The report, based on documents leaked by former contractor of U.S.' National Security Agency, Edward Snowden, was prepared by New Zealand investigative journalist Nicky Hager and published simultaneously in New Zealand by the New Zealand Herald and in the United States by Intercept.
The documents reveal that the New Zealand Government Communications Security Bureau, GCSB, expanded its spying operations in 2009 to intercept emails, messages on social media and telephone calls throughout the islands.
"During the last few years, in the period of the current government, they've gone from some selected targeting of the South Pacific states and other targets to a new stage of where they just hoover up everything," Hager told Radio New Zealand.
Government bodies and nongovernmental organizations of Fiji, Tonga, Vanuatu, Samoa, Tuvalu, Nauru, Kiribati, Solomon Islands, New Caledonia and French Polynesia have been affected by the spying operation.
"They take every single phone call, every email and they go straight off into the National Security Agency databases," Hager said.

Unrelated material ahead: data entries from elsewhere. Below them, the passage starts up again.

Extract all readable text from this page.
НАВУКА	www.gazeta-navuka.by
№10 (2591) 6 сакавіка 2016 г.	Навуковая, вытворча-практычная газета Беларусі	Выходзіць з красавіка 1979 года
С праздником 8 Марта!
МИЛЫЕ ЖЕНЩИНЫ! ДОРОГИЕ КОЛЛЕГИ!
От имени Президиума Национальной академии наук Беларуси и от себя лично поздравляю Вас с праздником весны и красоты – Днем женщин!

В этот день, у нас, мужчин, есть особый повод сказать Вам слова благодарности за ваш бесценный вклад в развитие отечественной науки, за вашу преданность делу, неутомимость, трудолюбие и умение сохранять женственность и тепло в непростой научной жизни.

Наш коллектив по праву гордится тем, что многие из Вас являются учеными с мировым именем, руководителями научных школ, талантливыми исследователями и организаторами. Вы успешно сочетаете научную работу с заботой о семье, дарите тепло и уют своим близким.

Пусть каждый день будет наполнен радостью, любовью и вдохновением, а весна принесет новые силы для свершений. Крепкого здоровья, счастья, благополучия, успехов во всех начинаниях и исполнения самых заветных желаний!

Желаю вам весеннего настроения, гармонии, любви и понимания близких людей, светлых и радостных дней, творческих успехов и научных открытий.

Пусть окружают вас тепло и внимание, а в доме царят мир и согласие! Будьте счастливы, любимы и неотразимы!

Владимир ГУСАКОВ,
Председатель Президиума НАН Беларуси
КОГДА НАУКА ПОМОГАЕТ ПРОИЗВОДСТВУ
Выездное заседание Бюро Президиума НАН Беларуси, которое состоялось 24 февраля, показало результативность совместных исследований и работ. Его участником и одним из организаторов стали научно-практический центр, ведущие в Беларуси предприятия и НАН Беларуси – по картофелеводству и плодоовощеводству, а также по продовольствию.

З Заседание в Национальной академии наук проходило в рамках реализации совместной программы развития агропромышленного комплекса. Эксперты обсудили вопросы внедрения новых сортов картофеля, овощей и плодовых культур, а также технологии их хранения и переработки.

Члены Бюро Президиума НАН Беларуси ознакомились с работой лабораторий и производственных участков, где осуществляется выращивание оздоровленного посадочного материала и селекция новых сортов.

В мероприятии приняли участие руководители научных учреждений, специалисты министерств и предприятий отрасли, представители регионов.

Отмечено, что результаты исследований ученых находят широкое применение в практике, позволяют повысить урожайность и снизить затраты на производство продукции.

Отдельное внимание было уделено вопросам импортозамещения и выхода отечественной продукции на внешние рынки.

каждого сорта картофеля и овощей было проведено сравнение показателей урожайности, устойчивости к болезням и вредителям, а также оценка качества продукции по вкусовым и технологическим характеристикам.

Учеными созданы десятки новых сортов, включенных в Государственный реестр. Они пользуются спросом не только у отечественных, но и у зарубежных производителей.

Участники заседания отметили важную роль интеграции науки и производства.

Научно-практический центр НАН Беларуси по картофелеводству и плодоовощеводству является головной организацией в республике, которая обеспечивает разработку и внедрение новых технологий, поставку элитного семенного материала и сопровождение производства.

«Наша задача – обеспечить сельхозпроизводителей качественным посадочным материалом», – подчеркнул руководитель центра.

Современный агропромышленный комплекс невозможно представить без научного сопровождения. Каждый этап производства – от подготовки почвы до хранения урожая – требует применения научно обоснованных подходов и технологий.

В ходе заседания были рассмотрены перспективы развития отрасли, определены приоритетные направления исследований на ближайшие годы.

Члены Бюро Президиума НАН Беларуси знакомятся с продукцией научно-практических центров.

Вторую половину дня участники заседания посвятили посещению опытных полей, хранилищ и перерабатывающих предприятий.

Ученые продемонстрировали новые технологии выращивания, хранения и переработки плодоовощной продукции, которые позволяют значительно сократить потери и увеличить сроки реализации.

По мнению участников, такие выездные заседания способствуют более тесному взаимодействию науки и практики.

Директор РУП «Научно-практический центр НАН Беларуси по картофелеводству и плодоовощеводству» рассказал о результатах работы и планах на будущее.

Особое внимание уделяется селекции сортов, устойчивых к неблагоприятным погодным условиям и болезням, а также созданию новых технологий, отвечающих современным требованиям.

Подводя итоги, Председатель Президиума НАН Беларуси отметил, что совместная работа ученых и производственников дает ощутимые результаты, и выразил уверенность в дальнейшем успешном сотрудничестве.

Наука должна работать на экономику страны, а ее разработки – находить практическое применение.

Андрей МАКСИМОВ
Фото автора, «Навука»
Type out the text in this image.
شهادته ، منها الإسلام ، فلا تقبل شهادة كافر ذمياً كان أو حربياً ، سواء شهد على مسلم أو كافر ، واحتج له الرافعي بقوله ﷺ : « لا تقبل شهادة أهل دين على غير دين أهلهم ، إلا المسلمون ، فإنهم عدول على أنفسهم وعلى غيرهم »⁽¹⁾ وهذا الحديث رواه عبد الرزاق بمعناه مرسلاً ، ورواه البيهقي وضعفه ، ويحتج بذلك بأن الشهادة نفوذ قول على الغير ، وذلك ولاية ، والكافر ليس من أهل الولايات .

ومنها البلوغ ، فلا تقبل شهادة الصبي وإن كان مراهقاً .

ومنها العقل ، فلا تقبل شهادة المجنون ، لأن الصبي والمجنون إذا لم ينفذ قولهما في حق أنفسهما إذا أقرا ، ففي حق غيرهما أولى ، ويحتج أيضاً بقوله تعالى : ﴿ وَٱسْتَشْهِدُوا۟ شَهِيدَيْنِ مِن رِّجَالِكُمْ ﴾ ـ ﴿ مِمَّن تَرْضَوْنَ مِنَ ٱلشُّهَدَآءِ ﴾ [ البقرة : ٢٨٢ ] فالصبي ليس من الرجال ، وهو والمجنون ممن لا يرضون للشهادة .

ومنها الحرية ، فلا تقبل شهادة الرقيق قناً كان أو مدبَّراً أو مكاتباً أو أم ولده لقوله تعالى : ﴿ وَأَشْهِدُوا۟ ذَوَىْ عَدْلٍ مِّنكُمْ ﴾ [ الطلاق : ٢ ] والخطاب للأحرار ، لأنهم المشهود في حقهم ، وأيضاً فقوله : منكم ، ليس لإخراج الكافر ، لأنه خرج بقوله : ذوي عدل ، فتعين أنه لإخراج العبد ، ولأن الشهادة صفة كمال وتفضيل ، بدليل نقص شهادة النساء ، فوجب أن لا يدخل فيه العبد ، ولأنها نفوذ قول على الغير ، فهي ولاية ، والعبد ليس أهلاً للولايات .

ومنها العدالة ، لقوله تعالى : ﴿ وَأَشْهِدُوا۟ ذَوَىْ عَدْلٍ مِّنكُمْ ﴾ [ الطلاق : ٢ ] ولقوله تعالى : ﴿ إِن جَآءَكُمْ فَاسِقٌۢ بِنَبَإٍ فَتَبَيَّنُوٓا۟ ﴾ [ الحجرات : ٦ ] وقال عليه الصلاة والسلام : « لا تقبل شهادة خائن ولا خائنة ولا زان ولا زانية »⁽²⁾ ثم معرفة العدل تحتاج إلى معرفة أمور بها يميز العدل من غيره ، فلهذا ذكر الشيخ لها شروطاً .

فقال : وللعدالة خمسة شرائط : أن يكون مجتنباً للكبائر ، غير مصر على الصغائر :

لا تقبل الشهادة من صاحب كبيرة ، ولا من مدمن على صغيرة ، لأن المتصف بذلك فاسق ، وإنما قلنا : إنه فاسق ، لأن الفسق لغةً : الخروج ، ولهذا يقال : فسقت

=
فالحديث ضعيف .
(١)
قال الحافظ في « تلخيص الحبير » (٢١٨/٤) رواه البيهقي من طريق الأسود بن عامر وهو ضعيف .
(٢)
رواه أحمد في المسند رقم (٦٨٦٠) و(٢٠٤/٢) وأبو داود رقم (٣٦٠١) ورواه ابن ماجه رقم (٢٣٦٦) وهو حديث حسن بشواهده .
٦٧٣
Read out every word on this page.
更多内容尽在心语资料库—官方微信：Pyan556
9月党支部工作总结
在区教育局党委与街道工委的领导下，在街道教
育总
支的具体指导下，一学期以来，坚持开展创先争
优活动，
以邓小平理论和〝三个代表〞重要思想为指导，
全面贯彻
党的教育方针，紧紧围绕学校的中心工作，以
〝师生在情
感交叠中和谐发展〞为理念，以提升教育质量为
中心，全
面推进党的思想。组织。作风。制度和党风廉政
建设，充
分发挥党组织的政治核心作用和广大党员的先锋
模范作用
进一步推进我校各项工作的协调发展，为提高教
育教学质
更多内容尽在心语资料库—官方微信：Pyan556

He added that the reason for this espionage was directly linked to the "Five Eyes", a secret deal between the United States, the U.K., Canada, Australia and New Zealand to share intelligence.
New Zealand's Prime Minister John Key confirmed Wednesday that the government accessed information of other countries for national security, but did not clarify whether New Zealand's Pacific neighbors were spied on.
New Zealand was most recently embroiled in an espionage scandal in September last year when an extensive domestic surveillance program came to light.
"At the NSA I routinely came across the communications of New Zealanders in my work with a mass surveillance tool we share with GCSB, called "XKEYSCORE."," Snowden wrote in an article published at that time.